La transparence du processus électoral ivoirien est-elle compromise à sept mois de l’élection présidentielle ? C’est l’inquiétude majeure qui ressort de la conférence de presse organisée ce samedi 29 mars 2025 par le Front populaire ivoirien (FPI) à son siège d’Abidjan-Cocody. Dans une salle comble, où se pressaient de nombreux journalistes nationaux et internationaux, le parti à la rose a présenté les conclusions alarmantes d’un audit technique de la liste électorale provisoire 2024-2025, réalisé par un expert indépendant.

 

Un expert aux compétences internationalement reconnues

 

C’est Apollos Dan Thé, vice-président du FPI chargé de l’Économie internationale, de la Mondialisation et des Politiques d’intégration, qui a été mandaté pour cette mission d’expertise. L’homme n’est pas un novice en matière d’analyse de données. Actuaire de formation, directeur titulaire de département du Capital économique, il peut se prévaloir d’un parcours professionnel impressionnant auprès de cabinets prestigieux comme Milliman, PWC, Zurich Financial Services, KPMG et McKinsey.

Son profil académique est tout aussi éloquent : Bachelor en Actuariat, Master en prévisions financières et économiques, certificat post-universitaire de spécialisation en financial risk management, certificat post-universitaire de spécialisation en modélisation mathématiques financières, Fellowship of Institute of Actuaries (diplôme d’expertise en actuariat délivré par l’Institut britannique des actuaires) et formation en intelligence artificielle de l’Université d’Oxford. Des compétences en mathématiques financières, économie, finance, gestion des risques, budgétisation et prévisions financières qui font de lui un analyste de premier plan.

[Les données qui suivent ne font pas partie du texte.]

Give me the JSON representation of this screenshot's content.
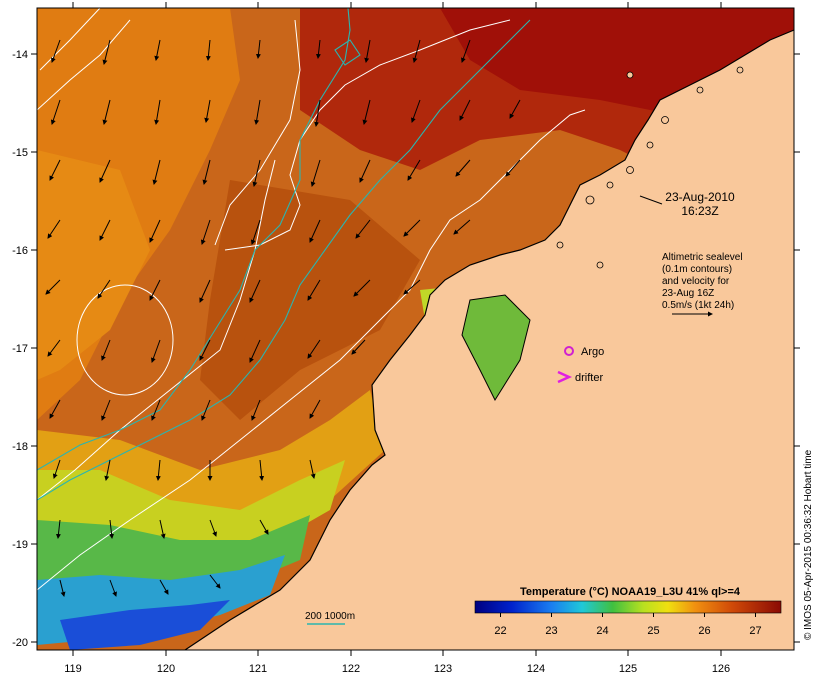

En préambule de la conférence, Kouakou Krah, vice-président du FPI chargé des Élections, a rappelé l’importance capitale de la liste électorale dans le processus démocratique : « La liste électorale est la matière première la plus importante des élections en Côte d’Ivoire. La réussite des élections dépend de la fiabilité et la crédibilité de la liste électorale. »

 

Une méthodologie rigoureuse

 

Pour mener à bien son travail d’analyse, Apollos Dan Thé a adopté une approche scientifique et méthodique. « Nous avons reçu les listes de la CEI en format (.csv). Pour que ces listes soient exploitables, nous les avons exportées dans une base de données SQL. Nous avons opéré nos recherches sur les listes électorales en écrivant des programmes SQL ; nous avons exporté les résultats dans Excel (.xls) pour d’autres analyses », a-t-il expliqué.

L’expert a conduit ses recherches sur huit listes électorales fournies par la Commission électorale indépendante (CEI) : la liste définitive de 2010, la liste définitive de 2015, la liste définitive de 2016, la liste provisoire de 2020, la liste définitive de 2020, la liste provisoire de 2023, la liste définitive de 2023 et la liste provisoire de 2025 (2024).

Cette analyse chronologique visait à établir une cartographie précise de l’évolution du corps électoral ivoirien depuis 2010 et à détecter toute anomalie statistique potentielle. Plusieurs axes de recherche ont été explorés : évolution d’ensemble de la liste électorale (totale et par département), identification des anomalies, vérification de la régularité des inscriptions selon le Code électoral, contrôle de l’identité primaire des inscrits, vérification des parents aux multiples enfants électeurs et détection des inscriptions multiples.

 

Une croissance électorale suspecte

 

Les premiers résultats de l’audit révèlent une accélération troublante de la croissance du corps électoral. « L’évolution de la liste électorale définitive de 2010 à 2024 en passant par 2015, 2016, 2020 et 2023, représentée sous forme de graphique, montre la faible progression entre 2010 et 2015 et la forte progression entre 2015 et 2020 et entre 2020 et 2024 », a souligné l’expert.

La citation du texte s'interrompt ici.